Bobby wants chess960 to replace chess, but the starting position is not always the same unlike with crazyhouse, Capablanca, etc, so this is something that should be dealt with. I want to know how Bobby intended for this to be dealt with. Completely factual and also completely a priori reasonable to wonder. Even a posteriori you can see how St Louis' Chess 9LX tournaments are different from FIDE's Fischer Random world championships (and even the 2 WFRCC's are inconsistent if they are supposedly the same).

Like let's say FIDE or whatever agreed with Bobby at the time 'Like ok we'll get rid of chess completely and play chess960. But how are we gonna do this?'

As much as I love chess960 and hate chess, this seems like a logistical nightmare to implement overnight.


  1. Does everyone in the tournament get the same starting position (SP)?
  2. Do they play both colours for each SP
  3. How much time do they have to think between seeing the SP and the start of the game?
  4. Re-roll for standard position?
  5. How does any of the above change depending on the time control?
  6. Should chess960 even be played in lower time controls? If not, then are you going to play classical armageddon to tiebreak?

Question: What did Bobby Fischer say about how chess960 should be implemented?


2 Answers 2


From a 1996 interview, here is Fischer's opinion on how Chess960 should be implemented:

  1. The starting position should be randomly generated but still symmetrical.
  2. The pieces should be placed on the back rank in a random order, with the only restriction being that the two bishops must be placed on opposite-colored squares.
  3. Castling should still be allowed, with the king and rook moving to their usual squares, regardless of the starting position.
  4. The game should be won by checkmate or resignation, just like in traditional chess.
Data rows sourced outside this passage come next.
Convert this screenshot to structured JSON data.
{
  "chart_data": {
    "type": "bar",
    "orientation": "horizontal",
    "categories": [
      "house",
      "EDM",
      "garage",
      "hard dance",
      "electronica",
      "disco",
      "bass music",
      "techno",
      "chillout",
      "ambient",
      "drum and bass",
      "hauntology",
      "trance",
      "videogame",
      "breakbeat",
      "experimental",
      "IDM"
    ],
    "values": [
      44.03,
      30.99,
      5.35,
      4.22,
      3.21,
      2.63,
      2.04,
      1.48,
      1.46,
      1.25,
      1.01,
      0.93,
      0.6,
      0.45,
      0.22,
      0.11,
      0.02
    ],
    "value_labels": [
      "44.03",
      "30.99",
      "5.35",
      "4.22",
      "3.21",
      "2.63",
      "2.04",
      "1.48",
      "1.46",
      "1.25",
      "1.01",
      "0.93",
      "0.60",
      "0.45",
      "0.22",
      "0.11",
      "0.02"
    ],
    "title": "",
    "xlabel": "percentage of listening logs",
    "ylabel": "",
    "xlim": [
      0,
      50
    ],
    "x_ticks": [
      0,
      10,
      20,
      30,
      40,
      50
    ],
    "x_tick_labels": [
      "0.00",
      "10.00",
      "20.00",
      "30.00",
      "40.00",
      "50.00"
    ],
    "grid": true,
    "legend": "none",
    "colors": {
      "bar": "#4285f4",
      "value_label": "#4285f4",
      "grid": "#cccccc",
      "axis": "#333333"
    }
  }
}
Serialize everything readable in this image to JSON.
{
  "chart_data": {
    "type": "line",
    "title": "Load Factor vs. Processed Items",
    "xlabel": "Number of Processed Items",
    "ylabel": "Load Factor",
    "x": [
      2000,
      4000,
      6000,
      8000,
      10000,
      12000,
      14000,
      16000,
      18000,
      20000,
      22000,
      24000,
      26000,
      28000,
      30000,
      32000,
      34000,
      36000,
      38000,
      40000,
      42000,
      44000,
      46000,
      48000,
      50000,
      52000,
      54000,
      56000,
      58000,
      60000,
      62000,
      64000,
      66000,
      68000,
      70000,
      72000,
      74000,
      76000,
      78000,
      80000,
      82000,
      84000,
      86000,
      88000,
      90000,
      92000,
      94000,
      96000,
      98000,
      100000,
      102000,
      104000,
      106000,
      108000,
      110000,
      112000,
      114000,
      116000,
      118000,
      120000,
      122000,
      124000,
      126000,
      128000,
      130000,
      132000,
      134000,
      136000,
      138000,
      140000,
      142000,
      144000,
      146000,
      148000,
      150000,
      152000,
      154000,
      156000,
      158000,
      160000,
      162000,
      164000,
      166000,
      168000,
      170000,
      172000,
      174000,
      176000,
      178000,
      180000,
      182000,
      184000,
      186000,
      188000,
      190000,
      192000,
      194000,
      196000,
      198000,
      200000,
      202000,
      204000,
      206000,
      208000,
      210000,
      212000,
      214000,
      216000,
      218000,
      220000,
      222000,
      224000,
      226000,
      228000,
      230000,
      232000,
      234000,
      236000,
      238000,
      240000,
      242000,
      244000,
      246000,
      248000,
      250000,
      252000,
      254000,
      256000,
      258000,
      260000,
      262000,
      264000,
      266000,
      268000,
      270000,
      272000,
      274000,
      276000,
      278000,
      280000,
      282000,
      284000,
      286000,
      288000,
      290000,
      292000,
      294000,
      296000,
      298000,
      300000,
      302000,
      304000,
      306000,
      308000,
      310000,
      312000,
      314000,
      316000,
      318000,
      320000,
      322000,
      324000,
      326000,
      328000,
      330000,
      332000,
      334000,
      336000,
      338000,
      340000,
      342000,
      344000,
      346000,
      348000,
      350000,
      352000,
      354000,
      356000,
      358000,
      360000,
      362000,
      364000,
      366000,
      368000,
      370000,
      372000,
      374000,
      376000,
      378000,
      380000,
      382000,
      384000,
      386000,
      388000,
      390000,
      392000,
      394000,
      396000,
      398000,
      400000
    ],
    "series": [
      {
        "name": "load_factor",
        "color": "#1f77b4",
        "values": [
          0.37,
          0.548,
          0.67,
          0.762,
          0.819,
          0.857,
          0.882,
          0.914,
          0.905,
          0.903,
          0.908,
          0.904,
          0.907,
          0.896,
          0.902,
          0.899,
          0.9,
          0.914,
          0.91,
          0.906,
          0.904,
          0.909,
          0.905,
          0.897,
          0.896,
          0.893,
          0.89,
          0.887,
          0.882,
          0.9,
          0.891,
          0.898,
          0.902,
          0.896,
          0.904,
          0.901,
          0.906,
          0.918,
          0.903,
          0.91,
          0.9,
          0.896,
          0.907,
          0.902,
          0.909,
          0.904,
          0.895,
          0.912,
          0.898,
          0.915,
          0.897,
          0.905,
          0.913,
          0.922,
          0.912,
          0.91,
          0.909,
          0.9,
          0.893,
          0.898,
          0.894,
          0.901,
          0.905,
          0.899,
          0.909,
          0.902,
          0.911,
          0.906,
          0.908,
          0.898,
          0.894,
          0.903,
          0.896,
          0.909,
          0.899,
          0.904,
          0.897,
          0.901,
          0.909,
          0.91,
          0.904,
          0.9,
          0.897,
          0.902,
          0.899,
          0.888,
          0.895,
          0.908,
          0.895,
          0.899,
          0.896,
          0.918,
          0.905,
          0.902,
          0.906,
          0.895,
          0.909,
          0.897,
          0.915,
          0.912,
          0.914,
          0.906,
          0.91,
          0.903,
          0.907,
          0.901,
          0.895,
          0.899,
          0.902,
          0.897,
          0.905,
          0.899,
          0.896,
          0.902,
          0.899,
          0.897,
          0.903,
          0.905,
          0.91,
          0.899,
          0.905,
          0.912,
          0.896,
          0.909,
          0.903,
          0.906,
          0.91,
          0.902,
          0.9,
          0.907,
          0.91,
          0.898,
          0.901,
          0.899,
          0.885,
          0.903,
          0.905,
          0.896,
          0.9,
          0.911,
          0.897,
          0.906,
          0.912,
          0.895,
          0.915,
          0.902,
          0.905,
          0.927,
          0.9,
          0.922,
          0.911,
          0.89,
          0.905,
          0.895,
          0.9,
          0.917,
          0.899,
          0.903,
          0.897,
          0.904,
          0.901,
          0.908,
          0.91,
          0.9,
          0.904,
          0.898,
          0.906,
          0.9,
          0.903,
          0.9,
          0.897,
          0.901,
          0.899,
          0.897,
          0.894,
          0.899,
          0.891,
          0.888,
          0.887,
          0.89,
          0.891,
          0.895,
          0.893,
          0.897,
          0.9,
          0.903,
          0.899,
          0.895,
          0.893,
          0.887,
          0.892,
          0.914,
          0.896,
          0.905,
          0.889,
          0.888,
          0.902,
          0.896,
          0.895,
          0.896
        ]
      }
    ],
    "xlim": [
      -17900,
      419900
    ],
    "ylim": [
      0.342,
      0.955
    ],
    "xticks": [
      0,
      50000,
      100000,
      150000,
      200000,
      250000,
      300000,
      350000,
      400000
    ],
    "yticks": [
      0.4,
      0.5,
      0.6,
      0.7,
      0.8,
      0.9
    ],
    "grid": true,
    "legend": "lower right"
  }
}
Fischer believed that Chess960 would make chess more interesting and exciting, as players would need to rely more on their creativity and ingenuity instead of relying on memorized opening theory.

  • This says only the rules of chess960. This doesn't say anything about the actual implementation of the things that I said.
    – BCLC
    Mar 18 at 7:04

The closest thing I've seen so far is

The problem with Chess960 by Frederic Friedel - 2018Feb28

Kasparov's proposal In 2005 (I believe it was) I discussed Fischer Random and Chess960 with Garry Kasparov. He came up with the following suggestion: we select ten interesting and exciting positions to be used in tournaments and allow players to prepare in advance. Immediately before the start of each round, the audience in the hall (or on the Internet) selects one of these ten positions for all games. This provides spectator participation, which is never a bad thing. Players have some basic preparation for all ten positions — they do not have to start the game with a long think about "can I move the c-pawn?" And commentators can come prepared as well.

At the time I was, as mentioned above, talking to Bobby Fischer about his plans for a comeback with a Fischer Random match, and I discussed the ten-position idea with him. He was quite interested in it and we spoke for maybe half an hour, discussing all kinds of details. But then he said: "It is quite a good idea, Frederic. When did you come up with it?" I confessed it was not me but Kasparov, and the tide immediately turned. "No, there's a trick. He has preparation for special positions or something." And that was the end of discussion of "Kasparov10" chess with Fischer.